1851 Mayhew Lond. Labour I. 310/2 ‘There is a great many furnished cribs, let to needys (nightly lodgers) that are molled up’ (that is to say, associated with women in the sleeping-rooms). 1882 Sydney Slang Dict. 6/1, I see yer the other night when yer was Molled up and too proud to speak. 1935 Flynn's 19 Jan. 87/2 With each man molled, and his moll posing as his wife, they would not attract the suspicion which would be directed against a mob of men living together.

II. moll, a. Obs. rare.
    Forms: 5 mole, 6–7 molle, 7 moll.
    [a. OF. mol (mod.F. mou, mol, fem. molle):—L. moll-em soft.]
    1. Soft.

1474 Caxton Chesse iii. v. G viij, Hit happeth ofte tymes that the nature of them that ben softe and mole taketh soner Impressyon than the nature of men that be rude & stronge.

    2. Mus. In B moll, ♭ moll = flat. (Also bemol.)

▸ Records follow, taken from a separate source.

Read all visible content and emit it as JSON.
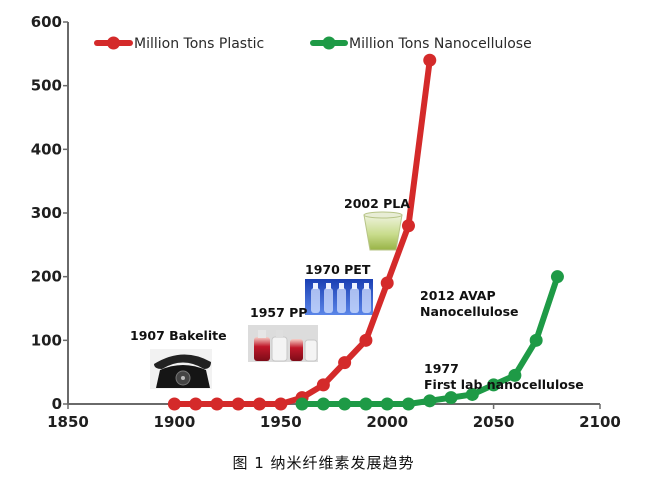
{
  "chart_data": {
    "type": "line",
    "title": "",
    "xlabel": "",
    "ylabel": "",
    "xlim": [
      1850,
      2100
    ],
    "ylim": [
      0,
      600
    ],
    "x_ticks": [
      "1850",
      "1900",
      "1950",
      "2000",
      "2050",
      "2100"
    ],
    "y_ticks": [
      "0",
      "100",
      "200",
      "300",
      "400",
      "500",
      "600"
    ],
    "grid": false,
    "legend_position": "top",
    "series": [
      {
        "name": "Million Tons Plastic",
        "color": "#d42a2a",
        "x": [
          1900,
          1910,
          1920,
          1930,
          1940,
          1950,
          1960,
          1970,
          1980,
          1990,
          2000,
          2010,
          2020
        ],
        "y": [
          0,
          0,
          0,
          0,
          0,
          0,
          10,
          30,
          65,
          100,
          190,
          280,
          540
        ]
      },
      {
        "name": "Million Tons Nanocellulose",
        "color": "#1e9a46",
        "x": [
          1960,
          1970,
          1980,
          1990,
          2000,
          2010,
          2020,
          2030,
          2040,
          2050,
          2060,
          2070,
          2080
        ],
        "y": [
          0,
          0,
          0,
          0,
          0,
          0,
          5,
          10,
          15,
          30,
          45,
          100,
          200
        ]
      }
    ],
    "annotations": [
      {
        "key": "bakelite",
        "text": "1907 Bakelite",
        "image": "telephone"
      },
      {
        "key": "pp",
        "text": "1957 PP",
        "image": "red-bottles"
      },
      {
        "key": "pet",
        "text": "1970 PET",
        "image": "pet-bottles"
      },
      {
        "key": "pla",
        "text": "2002 PLA",
        "image": "pla-cup"
      },
      {
        "key": "avap",
        "text": "2012 AVAP\nNanocellulose"
      },
      {
        "key": "first",
        "text": "1977\nFirst lab nanocellulose"
      }
    ]
  },
  "caption": "图 1  纳米纤维素发展趋势"
}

1597 Morley Introd. Mus. 5 Phi. What is ♭ molle? Ma. It is a propertie of singing, wherein fa must alwaies be song in ♭ fami, and is when the vt is in F fa vt. a 1600 Montgomerie Misc. Poems iii. 14 Sing sho tua notis, the one is out of tone, As B acre lau and B moll far abone. 1667 C. Simpson Compend. Pract. Mus. 113 B Molle was when they sung fa in B.

III. moll
    obs. f. mole n.1 and n.2, mould, mull.